Your Internet Experience May Change In Light of the Election

November 9th 2014

Mike Vainisi

What about privacy, Net Neutrality, patent reform or fiber? 

No, we did not hear about these issues during the campaign. Why? Because a whopping 37% of Tuesday's voters were over 60 whereas young people made up just 12% of voters. 

Candidates cater to people who actually vote, and few of those over-60 voters worry about lag during League of Legends or the quality of their Netflix stream. They also likely don’t think much of Edward Snowden. If voters are not paying attention to certain issues, politicians are not going to pay attention to them either. That does not mean, however, that last night’s results won’t affect internet and tech policy.

Privacy and the NSA

Privacy advocates lost a major ally last night. Colorado Democratic Sen. Mark Udall has been one of Congress’ most outspoken critics of the NSA.  “It is time to end the dragnet — and to affirm that we can keep our nation secure without trampling on and abandoning Americans' constitutional rights,” wrote Udall -- along with Sen. Rand Paul and Sen. Ron Wyden -- in the New York Times earlier this year.

His replacement, Republican Senator-elect Cory Gardner, who defeated Udall last night, is open to surveillance reform. But he will need to be more than merely amenable to fill Udall’s shoes. As a member of the Senate Intelligence Committee, Udall’s had a big megaphone for his effort to limit the government’s bulk data collection.

Net Neutrality

Net neutrality took a hit, too. With Republicans taking the Senate, it’s likely that the body becomes much more skeptical of efforts to regulate internet service providers. It looks like Republican John Thune will taking over as chair of the Senate Commerce Committee. He’s on the record as lukewarm toward the FCC’s efforts to preserve Net Neutrality.

No, this does not mean the Obama administration and the FCC will abandon Net Neutrality. But it does mean they face a Congress hostile to their efforts. Congress could pass a law -- and some Republicans want this law -- reforming the Communications Act to prevent the FCC from regulating the internet and enforcing Net Neutrality.
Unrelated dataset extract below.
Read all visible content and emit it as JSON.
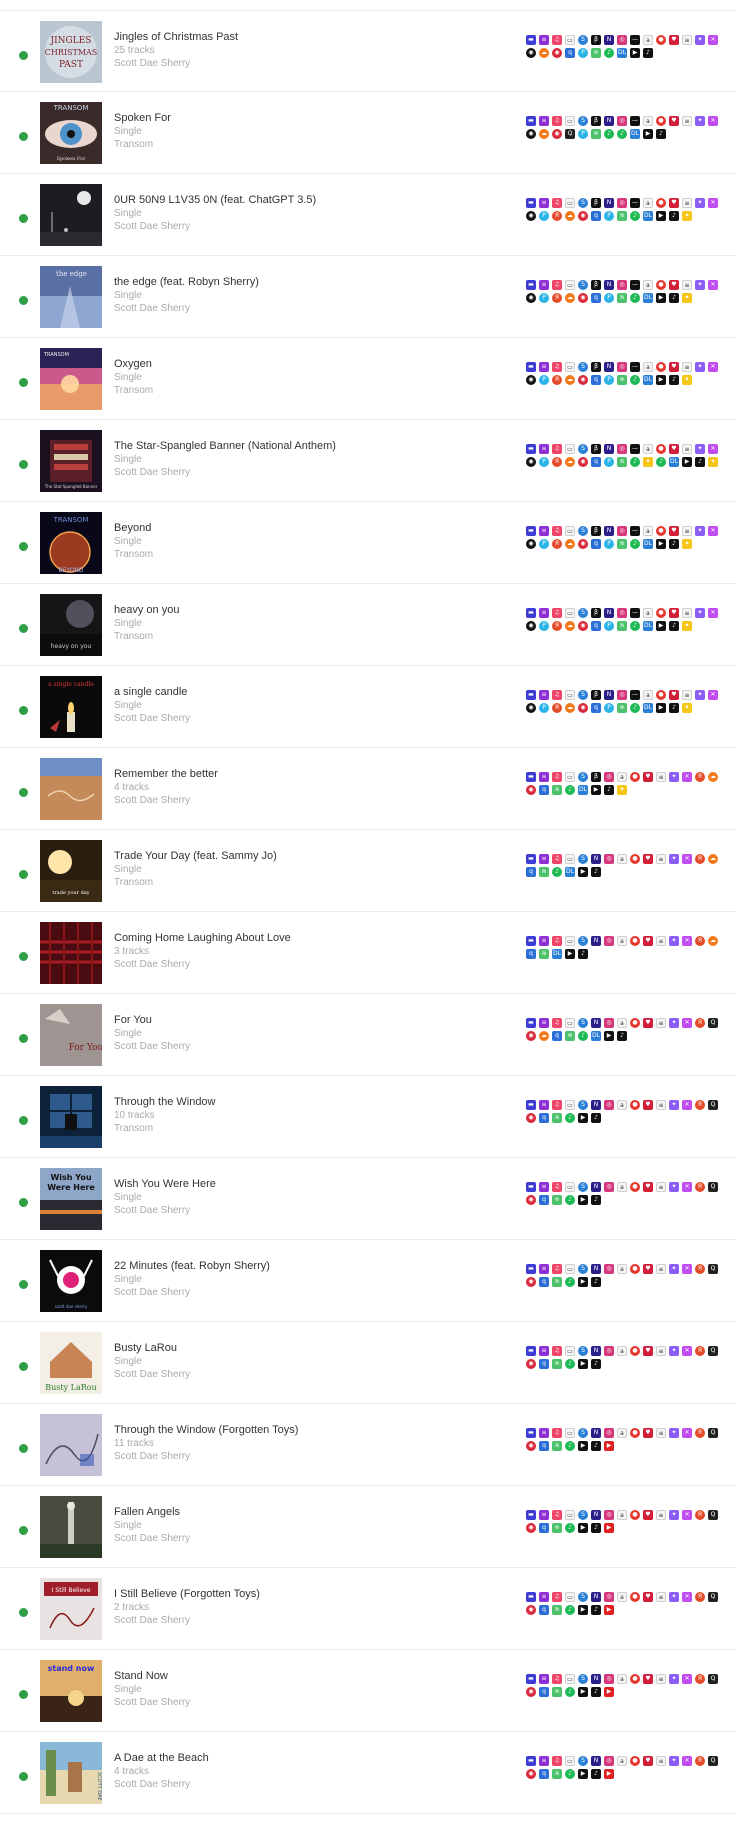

Will Obama go to the mat for Net Neutrality? I doubt it. The Obama administration is only going to have so much political capital to veto laws passed by the Republican Congress. Same goes for Democrats in the Senate and their filibuster power. Are Democrats really going to die on the hill of Net Neutrality when massive fights are coming over immigration, health care, or possibly a Supreme Court nominee? I doubt it.


It was probably not a good night for fiber. If you like the idea of the government laying fiber cables and hooking you up with super fast internet -- the same way it does with electricity -- last night was a bad night. If you think the government should stay out of it, it was a good night. 

Republicans across the states have been passing laws banning municipalities from laying their own internet cable. There’s even a law in Texas that prevents citizens from accessing already-existing, government-owned fiber, such as the network that currently exists in San Antonio. The new U.S. Senator from North Carolina -- Thom Tillis -- led efforts as Speaker of the House in that state to ban municipal broadband. Why do they pass these laws? The argument made by Republicans -- and internet service providers -- is that it’s unfair to force a for-profit business to compete with a non-profit government entity because the government does not have to turn a profit. They argue that municipal internet service will kill off private sector internet and thus also kill off potential innovation.

It’s a fair argument. The problem, though, is that we’re not seeing the ISPs investing in fiber under the status quo. And, as a result, the United States is way behind Europe and Asia in internet speed.

The FCC is against these type of municipal bans and plans to use its authority to to preempt them. A Republican Congress, however, might amend the Communications Act to prevent the FCC from taking this action.

Patent Reform

Things are looking up for patent reform. Both parties say they want patent reform. The president also wants it. Senate Democrats, though, failed to pass the bill earlier this year. I would bet that the new Republican-controlled Senate will aggressively pursue this one, and it will pass.

This sounds really boring. What is it again? Advocates of reform argue that “patent trolls” are a drag on the American entrepreneur. Here’s their argument in 30 seconds: Patents are too often awarded for very vague business activities. So vague that one patent can ensnare hundreds of businesses. Further, too many of these vague patents are not owned by actual businesses, but instead owned by entities whose sole purpose is to own patents and sue alleged infringers. It’s not that a patent troll necessarily wants to sue a company to prevent theft of an idea. Trolls really just want companies to pay a licensing fee to use the idea --- sort of like a troll requesting a toll to cross bridge. Metaphors FTW. The problem, of course, is that a new start-up may not have the deep pockets to pay licensing fees or even defend itself in court.

Of course, this is not always the situation. There are perfectly legitimate claims for patent infringement. The prevalence of this type of situation, however, is enough to alarm tech evangelists like Chris Sacca who argues that, under the current system, these lawsuits amount to mafia-style shakedowns that can break young companies.